Water has always attracted me. That may explain why swimming is one of my favorite activities. I spent my childhood summers in the local public pool. Long before air conditioning, it was my only relief from the heat that often made me sick. As a teenager, I became a lifeguard — as much for the proximity to water as for the potential income.
Young adulthood in central New York offered few opportunities for me to swim other than the occasional summer excursion to a nearby lake. I missed swimming, but membership fees for sports facilities were beyond my budget in those days. So, I was delighted when many years later my rheumatologist recommended swimming as fibromyalgia therapy. I could then rationalize the expense. I joined the local YMCA which has a heated indoor pool and developed a routine of swimming there three times a week after work. Tired as I was, the warm water soothed away many of my aches and pains and contributed to a better night’s sleep. However, over time, the chlorine became bothersome to me. My eyes would tear up as soon as I entered the pool area. Another swimmer actually thought I was crying!

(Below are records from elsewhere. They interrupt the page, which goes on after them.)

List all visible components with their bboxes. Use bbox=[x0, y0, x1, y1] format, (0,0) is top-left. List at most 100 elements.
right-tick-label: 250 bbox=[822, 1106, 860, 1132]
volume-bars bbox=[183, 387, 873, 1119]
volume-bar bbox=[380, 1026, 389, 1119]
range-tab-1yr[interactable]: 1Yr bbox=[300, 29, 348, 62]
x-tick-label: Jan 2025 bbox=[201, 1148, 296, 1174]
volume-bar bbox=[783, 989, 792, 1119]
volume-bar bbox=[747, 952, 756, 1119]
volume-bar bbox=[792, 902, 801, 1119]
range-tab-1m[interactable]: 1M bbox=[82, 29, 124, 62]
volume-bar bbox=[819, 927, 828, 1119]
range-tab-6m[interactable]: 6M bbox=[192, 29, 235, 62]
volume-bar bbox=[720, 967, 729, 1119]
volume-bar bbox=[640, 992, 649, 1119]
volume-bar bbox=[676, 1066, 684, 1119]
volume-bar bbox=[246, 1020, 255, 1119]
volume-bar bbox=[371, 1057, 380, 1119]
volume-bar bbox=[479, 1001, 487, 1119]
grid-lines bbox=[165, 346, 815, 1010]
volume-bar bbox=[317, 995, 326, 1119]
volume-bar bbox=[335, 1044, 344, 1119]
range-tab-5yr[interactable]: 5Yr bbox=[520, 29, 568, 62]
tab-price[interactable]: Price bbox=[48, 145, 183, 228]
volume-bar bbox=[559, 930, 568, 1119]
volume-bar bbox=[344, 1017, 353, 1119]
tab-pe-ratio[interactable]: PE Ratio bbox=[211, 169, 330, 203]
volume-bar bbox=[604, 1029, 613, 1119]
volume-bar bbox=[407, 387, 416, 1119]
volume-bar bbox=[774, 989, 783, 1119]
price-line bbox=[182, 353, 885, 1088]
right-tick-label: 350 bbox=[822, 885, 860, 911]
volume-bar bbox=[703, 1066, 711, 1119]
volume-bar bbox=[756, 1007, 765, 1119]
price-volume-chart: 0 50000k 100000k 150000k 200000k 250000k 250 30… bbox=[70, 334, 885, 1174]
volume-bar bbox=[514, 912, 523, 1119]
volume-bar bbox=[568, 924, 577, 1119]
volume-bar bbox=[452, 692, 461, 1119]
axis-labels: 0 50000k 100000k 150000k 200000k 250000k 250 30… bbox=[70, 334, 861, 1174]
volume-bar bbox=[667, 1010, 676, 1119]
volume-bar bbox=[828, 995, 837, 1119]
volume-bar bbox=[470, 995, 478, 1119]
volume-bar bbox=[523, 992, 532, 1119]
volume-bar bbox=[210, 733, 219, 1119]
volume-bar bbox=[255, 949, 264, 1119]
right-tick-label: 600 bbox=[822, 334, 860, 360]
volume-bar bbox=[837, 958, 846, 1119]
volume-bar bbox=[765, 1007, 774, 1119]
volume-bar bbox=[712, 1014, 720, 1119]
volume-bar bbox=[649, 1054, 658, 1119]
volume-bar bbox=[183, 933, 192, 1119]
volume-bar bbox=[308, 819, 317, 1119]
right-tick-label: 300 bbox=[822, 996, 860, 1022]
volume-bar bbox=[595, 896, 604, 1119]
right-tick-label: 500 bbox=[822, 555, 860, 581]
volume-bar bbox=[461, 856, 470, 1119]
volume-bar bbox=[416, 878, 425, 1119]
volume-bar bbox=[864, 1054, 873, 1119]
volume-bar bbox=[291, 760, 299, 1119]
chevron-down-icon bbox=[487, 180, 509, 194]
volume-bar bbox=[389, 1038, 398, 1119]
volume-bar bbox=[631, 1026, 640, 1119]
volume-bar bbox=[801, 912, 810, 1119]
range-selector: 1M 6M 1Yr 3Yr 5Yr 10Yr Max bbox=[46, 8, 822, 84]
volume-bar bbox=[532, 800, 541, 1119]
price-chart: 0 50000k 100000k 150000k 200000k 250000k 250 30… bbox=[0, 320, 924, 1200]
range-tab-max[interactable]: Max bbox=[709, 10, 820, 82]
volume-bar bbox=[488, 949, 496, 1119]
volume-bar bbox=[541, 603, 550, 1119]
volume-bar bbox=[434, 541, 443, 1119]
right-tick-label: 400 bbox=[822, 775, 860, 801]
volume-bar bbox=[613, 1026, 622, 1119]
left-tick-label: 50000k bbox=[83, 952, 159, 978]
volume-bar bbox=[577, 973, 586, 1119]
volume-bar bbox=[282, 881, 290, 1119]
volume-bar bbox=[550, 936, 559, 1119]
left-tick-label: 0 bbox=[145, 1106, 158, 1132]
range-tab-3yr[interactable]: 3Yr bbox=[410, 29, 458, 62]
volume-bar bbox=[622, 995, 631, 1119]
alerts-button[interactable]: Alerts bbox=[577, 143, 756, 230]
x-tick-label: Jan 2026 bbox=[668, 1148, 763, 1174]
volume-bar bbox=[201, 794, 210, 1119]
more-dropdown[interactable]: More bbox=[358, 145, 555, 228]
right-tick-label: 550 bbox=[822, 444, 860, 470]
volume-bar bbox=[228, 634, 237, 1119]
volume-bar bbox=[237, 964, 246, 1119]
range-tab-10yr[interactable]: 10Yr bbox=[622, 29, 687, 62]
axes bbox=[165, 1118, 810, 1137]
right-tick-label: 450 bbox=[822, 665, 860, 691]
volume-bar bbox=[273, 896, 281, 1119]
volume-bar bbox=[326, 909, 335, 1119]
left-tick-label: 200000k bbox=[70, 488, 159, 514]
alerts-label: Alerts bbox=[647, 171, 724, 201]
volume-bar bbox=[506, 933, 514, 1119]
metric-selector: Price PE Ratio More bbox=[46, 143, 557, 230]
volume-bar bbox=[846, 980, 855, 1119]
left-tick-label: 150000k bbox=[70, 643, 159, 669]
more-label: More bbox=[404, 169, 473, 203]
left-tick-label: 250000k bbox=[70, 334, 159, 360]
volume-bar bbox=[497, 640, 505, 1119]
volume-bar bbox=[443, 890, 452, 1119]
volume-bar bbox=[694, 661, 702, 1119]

Fast forward 20 years: I moved to Southern California, met my new husband and purchased a home. It’s no coincidence that we live just a few blocks from a recreational facility with a heated outdoor pool. I became a member there and settled into a morning routine of swimming before getting dressed several days a week. Then one fateful morning I dove in and surfaced gasping! The heater had been turned off to save money. No one had told me. That day, I stayed in the water only long enough to swim a lap or two before leaving for the last time. I later learned that the water would be maintained at 78 degrees. That temperature caused me to have painful muscle spasms later that day and the next day as well. Sadly, no other outdoor pool was available for my use. For more than a decade, walking became my exercise of choice.
I recently made a new friend who also enjoys swimming. She lives in a nearby gated community with a heated outdoor pool and few other swimmers for company. She eagerly invited me to join her, and I gratefully accepted. Three times during this past warm, sunny week, I had the opportunity to swim. The activity relaxed my overly-tight muscles, and it brought back memories of younger days, lounging in the sunshine, feeling free and unburdened by illness. In many respects, this week’s swimming has done wonders for my well-being. I can only hope the invitations will continue.